Ninmeurur

[14] She is mentioned in the balaĝ composition Uru-Ama'irabi,[2] in the Isin god list,[8] and in another text belonging to this genre[15] which according to Manuel Ceccarelli might be one of the forerunners of later An = Anum.

[17] Ritual texts indicate Ninmeurur was worshiped in Uruk in the Seleucid period, though she is absent from earlier Neo-Babylonian sources from this city.

[7] She is mentioned in the text KAR 13, an instruction for the akītu festival, as one of the members of the entourage of Ishtar worshiped in the Irigal,[18] a temple dedicated jointly to this goddess and Nanaya most likely originally built in the Achaemenid period.

[19] Its name can be literally translated as "great sanctuary", though Julia Krul argues that it might have additionally been supposed to resemble the term Irkalla, a designation of the underworld.

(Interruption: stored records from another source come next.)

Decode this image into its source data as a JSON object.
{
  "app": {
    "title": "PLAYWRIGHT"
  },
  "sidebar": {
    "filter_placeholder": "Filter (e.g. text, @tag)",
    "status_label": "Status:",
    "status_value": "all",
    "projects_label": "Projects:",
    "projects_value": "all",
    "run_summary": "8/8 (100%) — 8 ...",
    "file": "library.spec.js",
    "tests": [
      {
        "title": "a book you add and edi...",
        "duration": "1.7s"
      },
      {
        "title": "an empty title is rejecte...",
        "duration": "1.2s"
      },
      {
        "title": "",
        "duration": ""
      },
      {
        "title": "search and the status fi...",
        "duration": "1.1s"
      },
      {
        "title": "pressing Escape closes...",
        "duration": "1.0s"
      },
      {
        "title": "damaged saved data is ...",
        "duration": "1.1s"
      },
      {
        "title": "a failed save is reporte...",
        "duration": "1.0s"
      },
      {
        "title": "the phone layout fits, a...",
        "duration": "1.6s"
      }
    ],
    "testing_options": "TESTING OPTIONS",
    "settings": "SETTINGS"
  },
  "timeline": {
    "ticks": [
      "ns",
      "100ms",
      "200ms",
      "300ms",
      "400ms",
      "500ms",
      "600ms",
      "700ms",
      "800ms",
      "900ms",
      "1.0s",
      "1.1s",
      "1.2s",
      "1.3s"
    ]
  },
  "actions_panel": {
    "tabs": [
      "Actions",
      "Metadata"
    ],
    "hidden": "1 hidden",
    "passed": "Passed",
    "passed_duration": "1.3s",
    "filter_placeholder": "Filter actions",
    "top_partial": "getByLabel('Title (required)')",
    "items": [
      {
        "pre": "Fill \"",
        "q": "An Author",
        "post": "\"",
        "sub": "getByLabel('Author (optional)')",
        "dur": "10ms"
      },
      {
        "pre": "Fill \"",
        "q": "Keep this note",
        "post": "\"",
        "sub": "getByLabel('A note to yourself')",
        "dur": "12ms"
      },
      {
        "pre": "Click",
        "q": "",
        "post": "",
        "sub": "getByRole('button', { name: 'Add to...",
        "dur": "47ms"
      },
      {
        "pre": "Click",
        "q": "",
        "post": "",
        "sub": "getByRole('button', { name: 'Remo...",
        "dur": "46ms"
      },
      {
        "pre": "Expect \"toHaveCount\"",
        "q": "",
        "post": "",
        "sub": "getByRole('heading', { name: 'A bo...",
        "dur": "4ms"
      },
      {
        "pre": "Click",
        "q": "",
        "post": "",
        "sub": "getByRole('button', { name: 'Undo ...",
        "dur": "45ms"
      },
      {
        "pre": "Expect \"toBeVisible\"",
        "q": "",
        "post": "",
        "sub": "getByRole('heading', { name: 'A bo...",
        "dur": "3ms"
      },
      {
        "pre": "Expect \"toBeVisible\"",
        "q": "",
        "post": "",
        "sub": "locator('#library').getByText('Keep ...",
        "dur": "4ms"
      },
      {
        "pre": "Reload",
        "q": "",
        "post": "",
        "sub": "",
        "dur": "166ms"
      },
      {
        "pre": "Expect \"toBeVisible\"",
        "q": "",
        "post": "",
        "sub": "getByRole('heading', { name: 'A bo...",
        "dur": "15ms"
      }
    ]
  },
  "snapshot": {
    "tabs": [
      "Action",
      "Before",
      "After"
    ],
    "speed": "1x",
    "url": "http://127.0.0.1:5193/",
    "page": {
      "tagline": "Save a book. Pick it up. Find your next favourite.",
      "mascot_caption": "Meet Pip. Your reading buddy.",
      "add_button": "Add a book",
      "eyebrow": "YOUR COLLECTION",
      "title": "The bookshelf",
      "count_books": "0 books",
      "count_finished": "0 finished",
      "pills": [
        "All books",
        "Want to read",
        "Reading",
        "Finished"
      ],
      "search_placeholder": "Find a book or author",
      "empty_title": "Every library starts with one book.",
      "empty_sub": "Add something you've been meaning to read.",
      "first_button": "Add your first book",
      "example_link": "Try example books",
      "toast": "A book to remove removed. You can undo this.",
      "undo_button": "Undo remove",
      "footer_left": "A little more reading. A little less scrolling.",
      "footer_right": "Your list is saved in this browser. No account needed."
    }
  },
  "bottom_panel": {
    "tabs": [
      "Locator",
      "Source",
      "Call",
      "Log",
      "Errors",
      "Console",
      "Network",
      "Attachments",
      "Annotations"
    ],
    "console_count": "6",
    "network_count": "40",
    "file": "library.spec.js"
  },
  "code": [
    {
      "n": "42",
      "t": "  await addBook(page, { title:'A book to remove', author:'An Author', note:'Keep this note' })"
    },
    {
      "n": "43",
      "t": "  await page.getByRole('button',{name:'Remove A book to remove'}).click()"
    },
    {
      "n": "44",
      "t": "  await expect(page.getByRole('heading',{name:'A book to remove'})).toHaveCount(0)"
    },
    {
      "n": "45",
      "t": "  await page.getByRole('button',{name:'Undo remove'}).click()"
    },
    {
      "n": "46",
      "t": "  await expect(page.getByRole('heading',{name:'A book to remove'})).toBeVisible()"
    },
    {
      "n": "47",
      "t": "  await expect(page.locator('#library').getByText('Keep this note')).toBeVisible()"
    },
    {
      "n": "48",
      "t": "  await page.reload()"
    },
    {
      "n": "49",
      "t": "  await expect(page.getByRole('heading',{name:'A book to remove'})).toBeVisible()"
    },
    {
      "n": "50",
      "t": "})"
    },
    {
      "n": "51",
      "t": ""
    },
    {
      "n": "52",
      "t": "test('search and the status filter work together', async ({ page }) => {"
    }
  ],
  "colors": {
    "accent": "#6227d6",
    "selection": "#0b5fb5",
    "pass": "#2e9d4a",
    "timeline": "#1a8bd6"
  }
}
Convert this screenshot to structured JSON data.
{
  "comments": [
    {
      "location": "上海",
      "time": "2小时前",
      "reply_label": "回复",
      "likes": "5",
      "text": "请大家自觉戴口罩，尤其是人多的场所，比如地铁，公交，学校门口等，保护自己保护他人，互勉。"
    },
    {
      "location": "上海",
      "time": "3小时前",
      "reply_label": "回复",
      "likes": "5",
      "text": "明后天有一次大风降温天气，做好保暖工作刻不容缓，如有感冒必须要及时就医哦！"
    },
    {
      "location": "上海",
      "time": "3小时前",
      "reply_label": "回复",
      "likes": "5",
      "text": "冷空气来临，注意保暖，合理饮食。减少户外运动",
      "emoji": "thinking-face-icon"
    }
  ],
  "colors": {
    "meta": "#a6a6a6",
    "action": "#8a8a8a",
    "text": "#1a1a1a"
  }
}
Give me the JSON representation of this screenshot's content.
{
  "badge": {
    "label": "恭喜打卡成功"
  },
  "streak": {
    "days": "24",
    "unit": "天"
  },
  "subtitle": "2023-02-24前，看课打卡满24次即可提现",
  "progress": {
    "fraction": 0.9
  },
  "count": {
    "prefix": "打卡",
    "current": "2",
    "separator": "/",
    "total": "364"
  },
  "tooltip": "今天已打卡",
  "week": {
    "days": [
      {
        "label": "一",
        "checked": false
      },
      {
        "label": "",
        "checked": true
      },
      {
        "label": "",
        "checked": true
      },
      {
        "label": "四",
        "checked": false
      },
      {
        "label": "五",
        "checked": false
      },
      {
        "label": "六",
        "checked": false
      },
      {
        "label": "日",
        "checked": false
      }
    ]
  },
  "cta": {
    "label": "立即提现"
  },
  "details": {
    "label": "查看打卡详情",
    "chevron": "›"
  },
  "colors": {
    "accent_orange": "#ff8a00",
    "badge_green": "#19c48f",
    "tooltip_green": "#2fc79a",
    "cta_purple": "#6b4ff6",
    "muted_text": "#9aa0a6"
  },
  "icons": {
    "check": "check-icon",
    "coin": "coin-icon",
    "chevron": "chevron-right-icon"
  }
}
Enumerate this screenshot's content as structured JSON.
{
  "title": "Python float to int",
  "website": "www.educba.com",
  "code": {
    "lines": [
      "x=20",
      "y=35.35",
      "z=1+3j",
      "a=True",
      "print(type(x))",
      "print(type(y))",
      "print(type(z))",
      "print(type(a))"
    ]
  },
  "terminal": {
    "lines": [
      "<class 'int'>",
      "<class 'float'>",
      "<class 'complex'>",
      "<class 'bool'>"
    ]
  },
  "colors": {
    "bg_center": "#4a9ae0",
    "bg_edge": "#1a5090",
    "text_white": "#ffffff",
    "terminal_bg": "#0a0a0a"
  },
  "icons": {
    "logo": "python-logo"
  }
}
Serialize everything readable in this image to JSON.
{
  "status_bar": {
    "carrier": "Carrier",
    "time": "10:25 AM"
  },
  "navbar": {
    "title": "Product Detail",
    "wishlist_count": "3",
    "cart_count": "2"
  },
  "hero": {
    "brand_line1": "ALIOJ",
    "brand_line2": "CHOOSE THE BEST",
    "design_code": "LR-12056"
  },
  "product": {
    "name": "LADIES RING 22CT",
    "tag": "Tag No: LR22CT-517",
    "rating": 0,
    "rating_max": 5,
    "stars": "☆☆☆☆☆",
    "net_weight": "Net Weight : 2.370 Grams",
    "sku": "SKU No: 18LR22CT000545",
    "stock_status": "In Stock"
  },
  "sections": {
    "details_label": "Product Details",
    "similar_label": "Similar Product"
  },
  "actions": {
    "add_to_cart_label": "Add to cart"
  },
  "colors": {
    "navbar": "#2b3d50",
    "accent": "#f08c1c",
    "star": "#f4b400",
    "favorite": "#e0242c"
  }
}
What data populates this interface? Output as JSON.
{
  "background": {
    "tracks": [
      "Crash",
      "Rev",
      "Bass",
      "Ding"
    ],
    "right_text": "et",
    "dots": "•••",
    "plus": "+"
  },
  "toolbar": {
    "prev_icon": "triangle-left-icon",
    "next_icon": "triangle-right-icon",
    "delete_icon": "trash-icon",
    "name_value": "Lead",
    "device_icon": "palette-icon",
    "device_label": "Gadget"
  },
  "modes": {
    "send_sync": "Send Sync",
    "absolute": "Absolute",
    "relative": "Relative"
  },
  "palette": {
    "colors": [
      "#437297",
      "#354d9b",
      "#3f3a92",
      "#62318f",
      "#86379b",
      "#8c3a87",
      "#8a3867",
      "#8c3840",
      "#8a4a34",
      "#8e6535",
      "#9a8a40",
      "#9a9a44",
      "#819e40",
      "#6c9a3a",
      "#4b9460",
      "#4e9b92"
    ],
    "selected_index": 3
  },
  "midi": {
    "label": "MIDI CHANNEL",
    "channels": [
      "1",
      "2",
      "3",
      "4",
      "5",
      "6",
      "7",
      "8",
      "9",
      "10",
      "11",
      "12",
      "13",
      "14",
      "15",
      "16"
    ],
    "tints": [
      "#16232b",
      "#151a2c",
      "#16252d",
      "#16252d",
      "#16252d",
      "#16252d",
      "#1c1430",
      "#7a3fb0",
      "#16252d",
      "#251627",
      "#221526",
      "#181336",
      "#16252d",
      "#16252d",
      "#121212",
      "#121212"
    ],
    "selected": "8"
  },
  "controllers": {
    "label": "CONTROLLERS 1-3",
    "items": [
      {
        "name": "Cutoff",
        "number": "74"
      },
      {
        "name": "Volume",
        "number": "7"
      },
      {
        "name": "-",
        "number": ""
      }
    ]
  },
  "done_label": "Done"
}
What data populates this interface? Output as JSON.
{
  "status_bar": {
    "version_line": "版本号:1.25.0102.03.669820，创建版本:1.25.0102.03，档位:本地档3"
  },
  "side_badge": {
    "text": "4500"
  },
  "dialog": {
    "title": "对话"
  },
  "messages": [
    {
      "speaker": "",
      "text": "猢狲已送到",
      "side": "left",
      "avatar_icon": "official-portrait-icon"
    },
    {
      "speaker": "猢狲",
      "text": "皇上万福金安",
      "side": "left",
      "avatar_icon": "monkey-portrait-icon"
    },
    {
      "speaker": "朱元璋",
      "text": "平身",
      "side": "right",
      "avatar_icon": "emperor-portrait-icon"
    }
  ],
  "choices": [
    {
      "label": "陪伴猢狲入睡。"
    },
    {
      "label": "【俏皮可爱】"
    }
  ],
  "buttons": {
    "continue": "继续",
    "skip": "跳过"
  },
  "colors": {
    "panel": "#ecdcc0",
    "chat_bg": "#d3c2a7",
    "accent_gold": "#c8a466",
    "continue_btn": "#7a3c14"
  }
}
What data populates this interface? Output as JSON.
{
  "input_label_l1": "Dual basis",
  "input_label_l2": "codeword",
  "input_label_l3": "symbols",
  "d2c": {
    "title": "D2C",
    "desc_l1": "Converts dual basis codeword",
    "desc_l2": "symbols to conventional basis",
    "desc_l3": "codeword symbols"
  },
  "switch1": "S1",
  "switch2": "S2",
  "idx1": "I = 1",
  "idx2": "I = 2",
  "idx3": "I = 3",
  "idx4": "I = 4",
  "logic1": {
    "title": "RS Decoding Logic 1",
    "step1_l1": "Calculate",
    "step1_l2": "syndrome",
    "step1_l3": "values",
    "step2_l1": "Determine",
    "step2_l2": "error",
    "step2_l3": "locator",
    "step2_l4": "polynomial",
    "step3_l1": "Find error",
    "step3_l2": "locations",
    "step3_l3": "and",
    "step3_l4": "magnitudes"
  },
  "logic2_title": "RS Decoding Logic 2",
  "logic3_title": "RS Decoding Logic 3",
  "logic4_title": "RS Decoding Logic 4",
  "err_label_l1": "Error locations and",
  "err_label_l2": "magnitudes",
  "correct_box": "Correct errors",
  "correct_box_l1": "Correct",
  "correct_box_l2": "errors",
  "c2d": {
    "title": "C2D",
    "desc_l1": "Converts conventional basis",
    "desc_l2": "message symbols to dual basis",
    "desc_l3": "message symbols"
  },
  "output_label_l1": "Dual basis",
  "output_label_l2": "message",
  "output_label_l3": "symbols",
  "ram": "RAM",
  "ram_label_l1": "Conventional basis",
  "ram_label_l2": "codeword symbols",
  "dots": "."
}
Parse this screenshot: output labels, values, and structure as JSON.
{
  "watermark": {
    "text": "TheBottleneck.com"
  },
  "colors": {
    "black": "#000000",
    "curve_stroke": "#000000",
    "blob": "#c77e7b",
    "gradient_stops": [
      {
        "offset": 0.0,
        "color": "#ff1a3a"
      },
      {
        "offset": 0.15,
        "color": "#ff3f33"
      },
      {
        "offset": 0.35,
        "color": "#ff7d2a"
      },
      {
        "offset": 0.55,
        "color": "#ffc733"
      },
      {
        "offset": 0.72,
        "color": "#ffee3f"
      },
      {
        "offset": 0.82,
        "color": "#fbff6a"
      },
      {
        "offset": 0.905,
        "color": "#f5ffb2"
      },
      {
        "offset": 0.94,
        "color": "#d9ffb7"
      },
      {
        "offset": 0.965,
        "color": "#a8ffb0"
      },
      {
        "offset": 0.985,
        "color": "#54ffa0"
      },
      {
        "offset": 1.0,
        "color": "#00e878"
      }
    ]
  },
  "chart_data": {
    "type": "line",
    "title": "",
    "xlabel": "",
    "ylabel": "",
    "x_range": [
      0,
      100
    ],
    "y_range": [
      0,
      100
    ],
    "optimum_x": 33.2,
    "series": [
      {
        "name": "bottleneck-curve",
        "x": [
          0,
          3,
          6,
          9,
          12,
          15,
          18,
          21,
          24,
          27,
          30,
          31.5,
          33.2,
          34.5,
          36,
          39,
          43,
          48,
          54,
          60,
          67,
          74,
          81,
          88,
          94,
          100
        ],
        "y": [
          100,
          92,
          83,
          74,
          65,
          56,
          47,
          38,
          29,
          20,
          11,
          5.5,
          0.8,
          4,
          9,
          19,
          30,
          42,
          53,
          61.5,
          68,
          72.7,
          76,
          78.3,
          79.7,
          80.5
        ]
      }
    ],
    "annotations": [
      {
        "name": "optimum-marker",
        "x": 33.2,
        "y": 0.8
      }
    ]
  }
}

[20] Ninmeurur appears in this context alongside deities such as the "daughters of Eanna", Ninsianna, Ninigizibara, Išartu, Šagepada and two otherwise entirely unknown goddesses, Abeturra and Šarrat-parakki.

[18] Joan Goodnick Westenholz noted that most of these deities were associated with temples located in Uruk or with Ishtar, and on this basis suggested they constituted a traditional grouping, in contrast with these invoked during a similar festival held in the same period for Antu.